All that is required to make an orange and clove pomander is an orange, cloves, a ribbon and a skewer. They first became popular, apparently in the Middle Ages – to ward off nasty smells and the Black death. Whilst they may have been useful for the former I have my doubts about their efficacy for the latter. These days they are used as Christmas decorations.

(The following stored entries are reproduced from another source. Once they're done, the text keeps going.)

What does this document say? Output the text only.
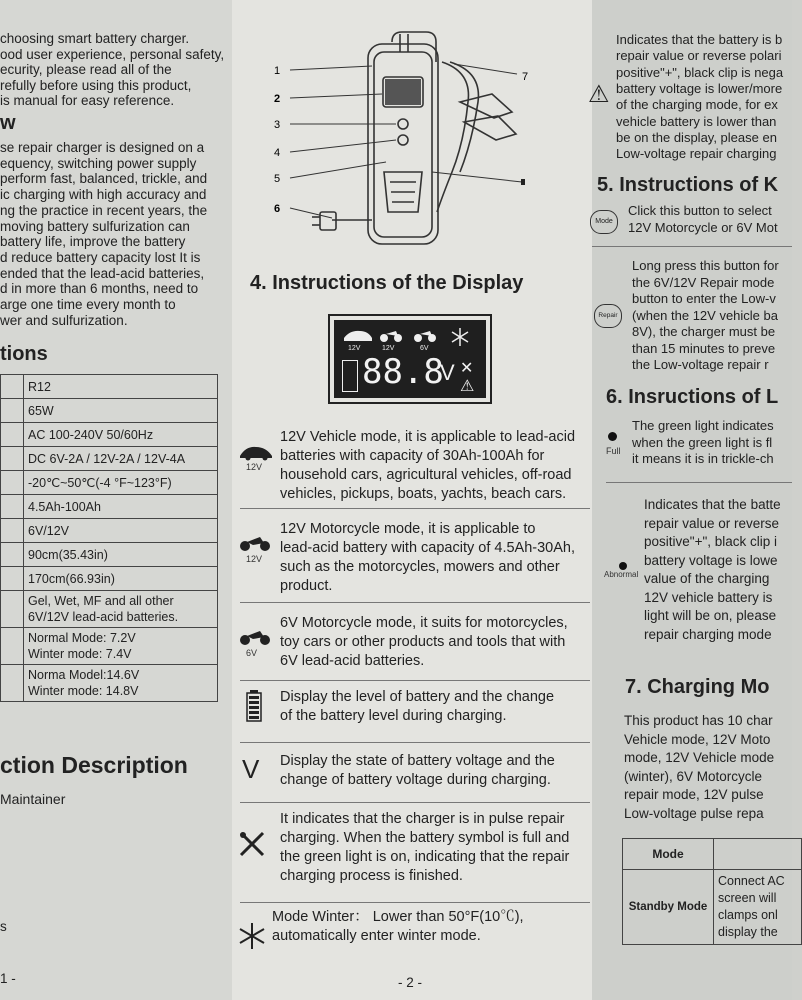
choosing smart battery charger.
ood user experience, personal safety,
ecurity, please read all of the
refully before using this product,
is manual for easy reference.
w
se repair charger is designed on a
equency, switching power supply
perform fast, balanced, trickle, and
ic charging with high accuracy and
ng the practice in recent years, the
moving battery sulfurization can
battery life, improve the battery
d reduce battery capacity lost It is
ended that the lead-acid batteries,
d in more than 6 months, need to
arge one time every month to
wer and sulfurization.
tions
	R12
	65W
	AC 100-240V 50/60Hz
	DC 6V-2A / 12V-2A / 12V-4A
	-20℃~50℃(-4 °F~123°F)
	4.5Ah-100Ah
	6V/12V
	90cm(35.43in)
	170cm(66.93in)
	Gel, Wet, MF and all other
6V/12V lead-acid batteries.
	Normal Mode: 7.2V
Winter mode: 7.4V
	Norma Model:14.6V
Winter mode: 14.8V
ction Description
Maintainer
s
1 -
1
2
3
4
5
6
7
4. Instructions of the Display
12V	12V	6V
88.8
V ✕
⚠
12V
12V Vehicle mode, it is applicable to lead-acid
batteries with capacity of 30Ah-100Ah for
household cars, agricultural vehicles, off-road
vehicles, pickups, boats, yachts, beach cars.
12V
12V Motorcycle mode, it is applicable to
lead-acid battery with capacity of 4.5Ah-30Ah,
such as the motorcycles, mowers and other
product.
6V
6V Motorcycle mode, it suits for motorcycles,
toy cars or other products and tools that with
6V lead-acid batteries.
Display the level of battery and the change
of the battery level during charging.
V Display the state of battery voltage and the
change of battery voltage during charging.
It indicates that the charger is in pulse repair
charging. When the battery symbol is full and
the green light is on, indicating that the repair
charging process is finished.
Mode Winter： Lower than 50°F(10℃),
automatically enter winter mode.
- 2 -
Indicates that the battery is b
repair value or reverse polari
positive"+", black clip is nega
battery voltage is lower/more
of the charging mode, for ex
vehicle battery is lower than
be on the display, please en
Low-voltage repair charging
⚠
5. Instructions of K
Mode
Click this button to select
12V Motorcycle or 6V Mot
Repair
Long press this button for
the 6V/12V Repair mode
button to enter the Low-v
(when the 12V vehicle ba
8V), the charger must be
than 15 minutes to preve
the Low-voltage repair r
6. Insructions of L
Full
The green light indicates
when the green light is fl
it means it is in trickle-ch
Abnormal
Indicates that the batte
repair value or reverse
positive"+", black clip i
battery voltage is lowe
value of the charging
12V vehicle battery is
light will be on, please
repair charging mode
7. Charging Mo
This product has 10 char
Vehicle mode, 12V Moto
mode, 12V Vehicle mode
(winter), 6V Motorcycle
repair mode, 12V pulse
Low-voltage pulse repa
Mode	
Standby Mode	Connect AC
screen will
clamps onl
display the
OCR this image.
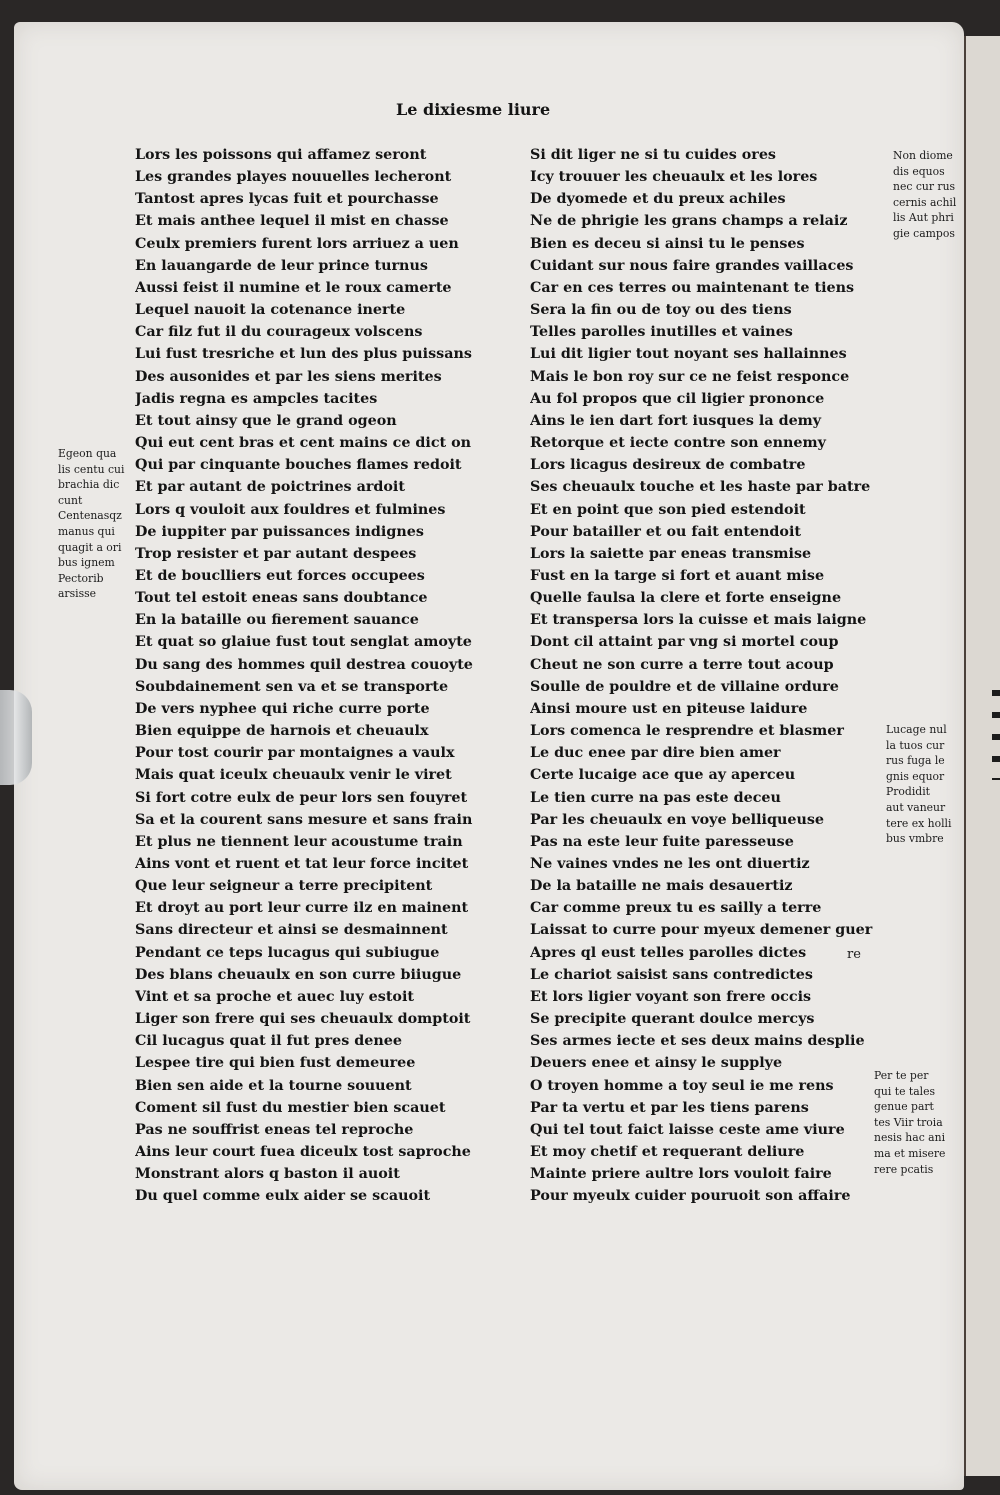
Le dixiesme liure
Lors les poissons qui affamez seront
Les grandes playes nouuelles lecheront
Tantost apres lycas fuit et pourchasse
Et mais anthee lequel il mist en chasse
Ceulx premiers furent lors arriuez a uen
En lauangarde de leur prince turnus
Aussi feist il numine et le roux camerte
Lequel nauoit la cotenance inerte
Car filz fut il du courageux volscens
Lui fust tresriche et lun des plus puissans
Des ausonides et par les siens merites
Jadis regna es ampcles tacites
Et tout ainsy que le grand ogeon
Qui eut cent bras et cent mains ce dict on
Qui par cinquante bouches flames redoit
Et par autant de poictrines ardoit
Lors q vouloit aux fouldres et fulmines
De iuppiter par puissances indignes
Trop resister et par autant despees
Et de bouclliers eut forces occupees
Tout tel estoit eneas sans doubtance
En la bataille ou fierement sauance
Et quat so glaiue fust tout senglat amoyte
Du sang des hommes quil destrea couoyte
Soubdainement sen va et se transporte
De vers nyphee qui riche curre porte
Bien equippe de harnois et cheuaulx
Pour tost courir par montaignes a vaulx
Mais quat iceulx cheuaulx venir le viret
Si fort cotre eulx de peur lors sen fouyret
Sa et la courent sans mesure et sans frain
Et plus ne tiennent leur acoustume train
Ains vont et ruent et tat leur force incitet
Que leur seigneur a terre precipitent
Et droyt au port leur curre ilz en mainent
Sans directeur et ainsi se desmainnent
Pendant ce teps lucagus qui subiugue
Des blans cheuaulx en son curre biiugue
Vint et sa proche et auec luy estoit
Liger son frere qui ses cheuaulx domptoit
Cil lucagus quat il fut pres denee
Lespee tire qui bien fust demeuree
Bien sen aide et la tourne souuent
Coment sil fust du mestier bien scauet
Pas ne souffrist eneas tel reproche
Ains leur court fuea diceulx tost saproche
Monstrant alors q baston il auoit
Du quel comme eulx aider se scauoit
Si dit liger ne si tu cuides ores
Icy trouuer les cheuaulx et les lores
De dyomede et du preux achiles
Ne de phrigie les grans champs a relaiz
Bien es deceu si ainsi tu le penses
Cuidant sur nous faire grandes vaillaces
Car en ces terres ou maintenant te tiens
Sera la fin ou de toy ou des tiens
Telles parolles inutilles et vaines
Lui dit ligier tout noyant ses hallainnes
Mais le bon roy sur ce ne feist responce
Au fol propos que cil ligier prononce
Ains le ien dart fort iusques la demy
Retorque et iecte contre son ennemy
Lors licagus desireux de combatre
Ses cheuaulx touche et les haste par batre
Et en point que son pied estendoit
Pour batailler et ou fait entendoit
Lors la saiette par eneas transmise
Fust en la targe si fort et auant mise
Quelle faulsa la clere et forte enseigne
Et transpersa lors la cuisse et mais laigne
Dont cil attaint par vng si mortel coup
Cheut ne son curre a terre tout acoup
Soulle de pouldre et de villaine ordure
Ainsi moure ust en piteuse laidure
Lors comenca le resprendre et blasmer
Le duc enee par dire bien amer
Certe lucaige ace que ay aperceu
Le tien curre na pas este deceu
Par les cheuaulx en voye belliqueuse
Pas na este leur fuite paresseuse
Ne vaines vndes ne les ont diuertiz
De la bataille ne mais desauertiz
Car comme preux tu es sailly a terre
Laissat to curre pour myeux demener guer
Apres ql eust telles parolles dictes
Le chariot saisist sans contredictes
Et lors ligier voyant son frere occis
Se precipite querant doulce mercys
Ses armes iecte et ses deux mains desplie
Deuers enee et ainsy le supplye
O troyen homme a toy seul ie me rens
Par ta vertu et par les tiens parens
Qui tel tout faict laisse ceste ame viure
Et moy chetif et requerant deliure
Mainte priere aultre lors vouloit faire
Pour myeulx cuider pouruoit son affaire
Egeon qua
lis centu cui
brachia dic
cunt
Centenasqz
manus qui
quagit a ori
bus ignem
Pectorib
arsisse
Non diome
dis equos
nec cur rus
cernis achil
lis Aut phri
gie campos
Lucage nul
la tuos cur
rus fuga le
gnis equor
Prodidit
aut vaneur
tere ex holli
bus vmbre
Per te per
qui te tales
genue part
tes Viir troia
nesis hac ani
ma et misere
rere pcatis
re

First remove the calyx from the top of the orange and then pierce the skin with as many cloves as you want to create a pattern that covers the orange.Too late I discovered that the best way to create a nice regular pattern is to start by putting an elastic band around the orange so that the lines of cloves are straight. The skewer is essential to pierce the skin- and that means that I shan’t be completely this activity with the Little Madams en masse as providing them with a sharp object and then letting them get on with it seems hazardous to put it mildly.

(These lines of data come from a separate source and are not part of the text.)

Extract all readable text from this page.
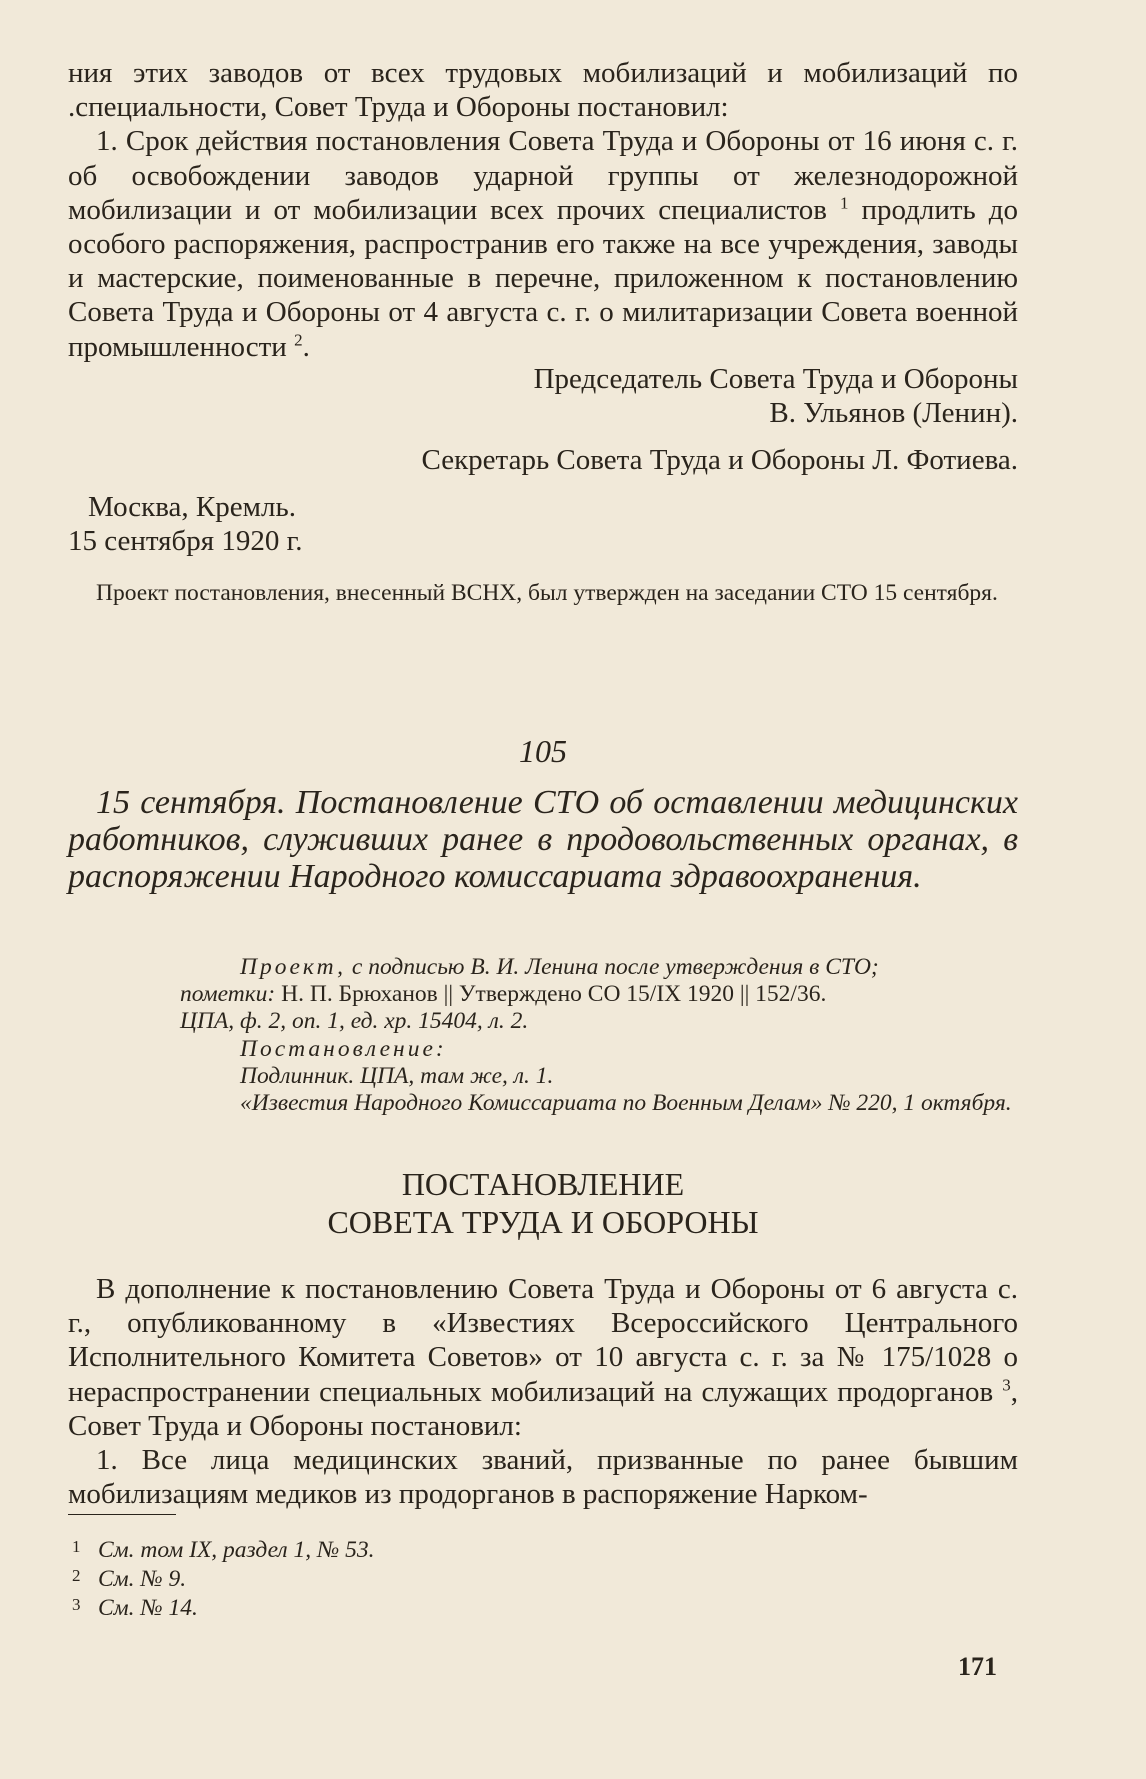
ния этих заводов от всех трудовых мобилизаций и мобилизаций по .специальности, Совет Труда и Обороны постановил:

1. Срок действия постановления Совета Труда и Обороны от 16 июня с. г. об освобождении заводов ударной группы от железнодорожной мобилизации и от мобилизации всех прочих специалистов $^1$ продлить до особого распоряжения, распространив его также на все учреждения, заводы и мастерские, поименованные в перечне, приложенном к постановлению Совета Труда и Обороны от 4 августа с. г. о милитаризации Совета военной промышленности $^2$.

Председатель Совета Труда и Обороны

В. Ульянов (Ленин).

Секретарь Совета Труда и Обороны Л. Фотиева.

Москва, Кремль.

15 сентября 1920 г.

Проект постановления, внесенный ВСНХ, был утвержден на заседании СТО 15 сентября.

105

15 сентября. Постановление СТО об оставлении медицинских работников, служивших ранее в продовольственных органах, в распоряжении Народного комиссариата здравоохранения.

Проект, с подписью В. И. Ленина после утверждения в СТО;

пометки: Н. П. Брюханов || Утверждено СО 15/IX 1920 || 152/36.

ЦПА, ф. 2, оп. 1, ед. хр. 15404, л. 2.

Постановление:

Подлинник. ЦПА, там же, л. 1.

«Известия Народного Комиссариата по Военным Делам» № 220, 1 октября.

ПОСТАНОВЛЕНИЕ

СОВЕТА ТРУДА И ОБОРОНЫ

В дополнение к постановлению Совета Труда и Обороны от 6 августа с. г., опубликованному в «Известиях Всероссийского Центрального Исполнительного Комитета Советов» от 10 августа с. г. за № 175/1028 о нераспространении специальных мобилизаций на служащих продорганов $^3$, Совет Труда и Обороны постановил:

1. Все лица медицинских званий, призванные по ранее бывшим мобилизациям медиков из продорганов в распоряжение Нарком-

1 См. том IX, раздел 1, № 53.

2 См. № 9.

3 См. № 14.

171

Anyway, stick the cloves in the orange in as artistic fashion as you want leaving a small gap between each one. As the orange dries it will shrink and the cloves will become more densely packed. Once the orange resamples a clovey hedgehog place it somewhere dry and dark. “Something To Do” says use the airing cupboard – so that’s where my pomander currently is – in the airing cupboard on a clean dry piece of kitchen towel. I’m turning it every day and checking for mould as I don’t trust the instructions – and quite frankly I think I should have left a space for the ribbon but I got a bit carried away. In theory by Christmas I’ll have a small but perfectly formed pomander that can have festive ribbon tied around it…I’m not totally convinced but there were plenty of pictures on the Internet of oranges and cloves, though none like the ones at East Riddlesdon which weren’t orange and which looked like a solid mass of cloves – though for all I know they may have been many years old.
It beats glossing skirting board in any event!